I am a fan of David Lynch. I saw the movie Blue Velvet once on MTV of all places. It wasn’t in its entirety but it did have all the adult content. It was more frightening than any horror movie I saw up until or after that time. Because its horror is so palpable. It is as real as me sitting here typing or getting up to go to the bathroom or driving to work. Its plainness and realness are what raises my level of paranoia 100 percent.

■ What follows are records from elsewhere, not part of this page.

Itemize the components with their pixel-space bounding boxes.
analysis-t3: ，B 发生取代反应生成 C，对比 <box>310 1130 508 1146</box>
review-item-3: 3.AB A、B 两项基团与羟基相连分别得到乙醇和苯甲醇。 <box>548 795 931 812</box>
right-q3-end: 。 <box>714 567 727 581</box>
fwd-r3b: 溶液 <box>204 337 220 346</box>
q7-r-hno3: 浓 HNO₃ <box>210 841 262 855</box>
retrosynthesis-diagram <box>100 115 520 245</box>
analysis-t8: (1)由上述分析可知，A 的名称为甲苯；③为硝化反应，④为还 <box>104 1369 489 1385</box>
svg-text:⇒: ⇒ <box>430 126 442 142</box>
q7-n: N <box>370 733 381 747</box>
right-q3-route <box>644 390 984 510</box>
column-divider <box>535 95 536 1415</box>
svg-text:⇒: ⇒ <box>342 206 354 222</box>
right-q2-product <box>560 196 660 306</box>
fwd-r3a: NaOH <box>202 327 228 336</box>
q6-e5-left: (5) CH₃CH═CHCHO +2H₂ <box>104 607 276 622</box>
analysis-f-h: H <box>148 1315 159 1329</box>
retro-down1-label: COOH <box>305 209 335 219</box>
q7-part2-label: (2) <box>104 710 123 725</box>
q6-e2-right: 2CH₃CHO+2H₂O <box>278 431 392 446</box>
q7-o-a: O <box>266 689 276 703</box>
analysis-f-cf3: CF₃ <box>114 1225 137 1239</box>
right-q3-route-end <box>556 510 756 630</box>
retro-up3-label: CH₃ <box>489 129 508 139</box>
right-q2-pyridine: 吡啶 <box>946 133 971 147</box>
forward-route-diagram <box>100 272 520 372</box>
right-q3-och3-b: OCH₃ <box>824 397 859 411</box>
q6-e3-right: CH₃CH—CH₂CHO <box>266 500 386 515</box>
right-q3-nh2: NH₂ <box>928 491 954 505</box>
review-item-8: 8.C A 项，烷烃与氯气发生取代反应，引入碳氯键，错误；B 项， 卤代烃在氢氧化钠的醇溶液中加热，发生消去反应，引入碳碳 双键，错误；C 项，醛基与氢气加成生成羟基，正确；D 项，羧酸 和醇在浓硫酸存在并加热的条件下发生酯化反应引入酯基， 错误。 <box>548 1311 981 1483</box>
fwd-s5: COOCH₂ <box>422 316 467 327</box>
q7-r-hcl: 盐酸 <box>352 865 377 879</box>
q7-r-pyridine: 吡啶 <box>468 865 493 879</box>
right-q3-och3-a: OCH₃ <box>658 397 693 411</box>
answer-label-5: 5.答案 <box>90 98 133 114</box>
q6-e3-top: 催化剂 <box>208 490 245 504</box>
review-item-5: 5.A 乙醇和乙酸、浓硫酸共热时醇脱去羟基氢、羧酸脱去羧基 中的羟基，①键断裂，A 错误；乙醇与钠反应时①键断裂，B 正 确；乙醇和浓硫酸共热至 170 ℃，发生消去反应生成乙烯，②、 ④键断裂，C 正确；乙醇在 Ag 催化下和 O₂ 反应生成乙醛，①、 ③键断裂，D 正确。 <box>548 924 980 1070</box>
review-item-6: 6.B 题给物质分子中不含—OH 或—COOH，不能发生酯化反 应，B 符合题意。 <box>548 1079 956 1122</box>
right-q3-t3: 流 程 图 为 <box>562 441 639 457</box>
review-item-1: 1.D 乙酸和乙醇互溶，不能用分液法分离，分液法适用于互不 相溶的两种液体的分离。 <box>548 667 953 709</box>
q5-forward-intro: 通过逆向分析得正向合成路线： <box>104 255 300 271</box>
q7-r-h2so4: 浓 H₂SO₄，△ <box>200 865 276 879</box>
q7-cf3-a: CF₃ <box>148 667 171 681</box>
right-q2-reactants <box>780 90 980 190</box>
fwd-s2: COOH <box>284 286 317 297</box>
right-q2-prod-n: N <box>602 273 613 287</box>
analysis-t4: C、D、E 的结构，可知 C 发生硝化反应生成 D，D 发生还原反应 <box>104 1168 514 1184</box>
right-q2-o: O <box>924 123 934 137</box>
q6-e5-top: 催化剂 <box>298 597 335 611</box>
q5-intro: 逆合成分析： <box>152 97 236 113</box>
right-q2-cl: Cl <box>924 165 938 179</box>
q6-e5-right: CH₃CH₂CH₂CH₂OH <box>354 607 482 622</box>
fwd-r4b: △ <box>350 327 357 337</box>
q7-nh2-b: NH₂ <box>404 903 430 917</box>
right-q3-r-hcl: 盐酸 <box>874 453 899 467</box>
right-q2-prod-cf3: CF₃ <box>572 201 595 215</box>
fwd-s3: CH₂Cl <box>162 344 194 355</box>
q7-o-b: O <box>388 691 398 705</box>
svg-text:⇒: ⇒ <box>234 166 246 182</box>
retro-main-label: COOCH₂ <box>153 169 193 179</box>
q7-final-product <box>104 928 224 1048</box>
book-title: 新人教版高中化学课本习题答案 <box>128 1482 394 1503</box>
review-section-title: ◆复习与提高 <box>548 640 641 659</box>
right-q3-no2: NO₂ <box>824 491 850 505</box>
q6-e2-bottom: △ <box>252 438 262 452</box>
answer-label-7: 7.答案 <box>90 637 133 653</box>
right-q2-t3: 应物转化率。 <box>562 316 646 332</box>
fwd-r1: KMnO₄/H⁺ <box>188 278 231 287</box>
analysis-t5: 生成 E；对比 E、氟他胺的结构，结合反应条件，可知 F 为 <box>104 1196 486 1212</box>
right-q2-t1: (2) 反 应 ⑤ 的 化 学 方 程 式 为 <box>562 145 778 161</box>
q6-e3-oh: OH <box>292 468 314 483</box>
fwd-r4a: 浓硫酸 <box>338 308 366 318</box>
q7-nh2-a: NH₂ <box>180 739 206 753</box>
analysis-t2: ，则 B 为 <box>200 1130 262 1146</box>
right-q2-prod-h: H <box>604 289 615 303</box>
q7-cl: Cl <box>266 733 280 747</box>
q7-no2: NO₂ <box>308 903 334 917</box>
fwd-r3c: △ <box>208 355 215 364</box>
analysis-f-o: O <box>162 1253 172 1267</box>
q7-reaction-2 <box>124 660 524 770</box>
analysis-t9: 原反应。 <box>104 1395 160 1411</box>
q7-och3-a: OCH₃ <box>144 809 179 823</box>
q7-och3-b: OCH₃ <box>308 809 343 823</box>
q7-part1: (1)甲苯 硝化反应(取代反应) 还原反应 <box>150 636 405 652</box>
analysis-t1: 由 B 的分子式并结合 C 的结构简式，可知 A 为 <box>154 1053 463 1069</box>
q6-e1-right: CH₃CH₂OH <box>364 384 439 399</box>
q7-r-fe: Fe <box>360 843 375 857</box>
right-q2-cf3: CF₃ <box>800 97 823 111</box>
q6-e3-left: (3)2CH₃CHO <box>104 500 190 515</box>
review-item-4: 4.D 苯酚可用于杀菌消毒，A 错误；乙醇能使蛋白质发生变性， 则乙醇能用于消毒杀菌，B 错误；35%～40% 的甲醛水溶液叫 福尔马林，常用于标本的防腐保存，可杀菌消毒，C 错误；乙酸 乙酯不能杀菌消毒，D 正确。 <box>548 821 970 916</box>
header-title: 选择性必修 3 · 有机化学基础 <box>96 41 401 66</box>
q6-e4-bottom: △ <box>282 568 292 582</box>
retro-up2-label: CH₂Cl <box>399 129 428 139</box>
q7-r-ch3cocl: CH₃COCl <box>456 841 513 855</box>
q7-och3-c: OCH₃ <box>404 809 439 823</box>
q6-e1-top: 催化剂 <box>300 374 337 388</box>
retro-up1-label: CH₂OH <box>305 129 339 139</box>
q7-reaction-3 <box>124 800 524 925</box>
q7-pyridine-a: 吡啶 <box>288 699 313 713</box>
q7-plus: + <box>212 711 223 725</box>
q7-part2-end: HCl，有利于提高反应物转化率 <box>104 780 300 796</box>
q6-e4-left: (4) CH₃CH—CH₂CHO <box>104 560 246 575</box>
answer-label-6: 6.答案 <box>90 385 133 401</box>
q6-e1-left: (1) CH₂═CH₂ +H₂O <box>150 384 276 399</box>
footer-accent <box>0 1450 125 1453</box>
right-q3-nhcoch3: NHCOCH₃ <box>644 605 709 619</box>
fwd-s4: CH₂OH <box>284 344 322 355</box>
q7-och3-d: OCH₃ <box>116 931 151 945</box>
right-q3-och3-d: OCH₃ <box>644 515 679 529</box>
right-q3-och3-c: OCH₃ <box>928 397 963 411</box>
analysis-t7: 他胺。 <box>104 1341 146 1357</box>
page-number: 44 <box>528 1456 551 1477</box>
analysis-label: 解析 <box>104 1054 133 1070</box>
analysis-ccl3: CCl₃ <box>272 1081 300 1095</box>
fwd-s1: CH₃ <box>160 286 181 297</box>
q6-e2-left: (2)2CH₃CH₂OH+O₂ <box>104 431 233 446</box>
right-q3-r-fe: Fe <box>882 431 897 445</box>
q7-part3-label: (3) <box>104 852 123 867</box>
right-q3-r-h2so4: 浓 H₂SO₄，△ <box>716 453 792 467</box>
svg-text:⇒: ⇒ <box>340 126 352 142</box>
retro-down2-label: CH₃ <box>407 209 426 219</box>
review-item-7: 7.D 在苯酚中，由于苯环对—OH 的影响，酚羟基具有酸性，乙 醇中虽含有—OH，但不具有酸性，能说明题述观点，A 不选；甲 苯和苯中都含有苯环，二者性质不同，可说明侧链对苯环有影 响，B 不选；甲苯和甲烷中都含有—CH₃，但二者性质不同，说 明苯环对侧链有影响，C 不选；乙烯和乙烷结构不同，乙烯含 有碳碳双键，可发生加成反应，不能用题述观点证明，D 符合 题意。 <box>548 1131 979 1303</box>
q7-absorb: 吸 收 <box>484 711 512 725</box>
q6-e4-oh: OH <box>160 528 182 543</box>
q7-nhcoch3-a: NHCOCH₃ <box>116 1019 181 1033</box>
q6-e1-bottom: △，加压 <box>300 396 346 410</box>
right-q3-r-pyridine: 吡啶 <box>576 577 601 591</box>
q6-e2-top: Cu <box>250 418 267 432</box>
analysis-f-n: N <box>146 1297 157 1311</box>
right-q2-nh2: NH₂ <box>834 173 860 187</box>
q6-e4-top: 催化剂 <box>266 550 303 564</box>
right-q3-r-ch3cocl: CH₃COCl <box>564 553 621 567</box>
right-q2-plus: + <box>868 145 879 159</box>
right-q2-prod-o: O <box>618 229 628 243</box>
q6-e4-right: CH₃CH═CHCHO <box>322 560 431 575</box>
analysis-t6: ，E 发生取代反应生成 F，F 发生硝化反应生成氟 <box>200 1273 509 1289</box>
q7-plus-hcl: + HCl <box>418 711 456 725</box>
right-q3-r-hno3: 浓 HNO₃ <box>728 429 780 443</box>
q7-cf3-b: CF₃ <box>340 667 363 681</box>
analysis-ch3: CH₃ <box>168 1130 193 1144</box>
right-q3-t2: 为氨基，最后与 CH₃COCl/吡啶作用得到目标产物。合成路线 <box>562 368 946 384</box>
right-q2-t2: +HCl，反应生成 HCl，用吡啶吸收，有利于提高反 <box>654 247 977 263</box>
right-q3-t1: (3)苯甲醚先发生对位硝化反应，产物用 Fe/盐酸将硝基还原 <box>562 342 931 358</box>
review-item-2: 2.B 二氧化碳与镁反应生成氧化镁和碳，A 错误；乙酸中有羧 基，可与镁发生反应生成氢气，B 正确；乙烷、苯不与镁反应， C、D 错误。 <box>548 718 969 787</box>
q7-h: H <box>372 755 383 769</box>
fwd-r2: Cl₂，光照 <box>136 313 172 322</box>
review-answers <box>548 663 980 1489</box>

As a person David Lynch seems very mild, and he’s pretty happy generally and kind of nostalgic. He put up a website some years back to allow fans to contribute to his causes. Meditation is a big deal for him, and he’s trying to setup a large scale school for teaching tascendental meditation. So it’s always a shock or slightly unsettling to see him speak about something he hates. David Lynch hates Product Placement and knows that watching a movie on a telephone is much worse than seeing on a big movie screen. I haven’t really thought about David Lynch very recently. But a link to an NPR website reviewing new music from the Artis Moby caught my attention.

NPR.org, June 15, 2009 – Moby has just made his best record in 10 years — at least I think so. The new record by the DJ, singer, bassist, keyboardist, guitarist and all-around renaissance man, Wait for Me, is filled with beauty, sadness and celebration.
via Exclusive First Listen: Moby, ‘Wait For Me’ : NPR Music.
Moby had said in an interview he was inspired by an interview done by BAFTA for it’s David Lean Lecture Series. Moby felt Lynch was saying being creative was more important than the market for the work being created. Which led me to finding the original video and transcript of the interview:
David Lynch from the BAFTA David Lean Lecture:
“Everybody probably knows that success is just as dangerous as failure, maybe more. You second guess yourself from then on because you’re afraid to fall. Failure? Terrible at first but then, oh man, total freedom. There is nowhere to go but up, and it’s a very good thing.”
Moby asked David Lynch to make a video for one of the music tracks. Here’s the link to video on pitchfork:
http://pitchfork.com/tv/#/musicvideo/966-moby-shot-in-the-back-of-the-he…
So given this interesting combination of thoughts and ideas and inspiration all I can say is I’m so happy the web allows people to find those little seeds to start big fires burning. Lynch is right. Creativity is the thing. Or as Lynch likes to say the little fish that allow you to catch the really deep, abstract big fish. I too have received inspiration from finding the original album posted on NPR.org. I listened to the whole thing all the way through rather than a track at a time. Moby designed this to be an old style ‘album’ experience and he handcrafted it, a very personal work. I like it. I like it a lot. It’s fantastic. Run out and buy it, or download it or something. Do it. Do it now!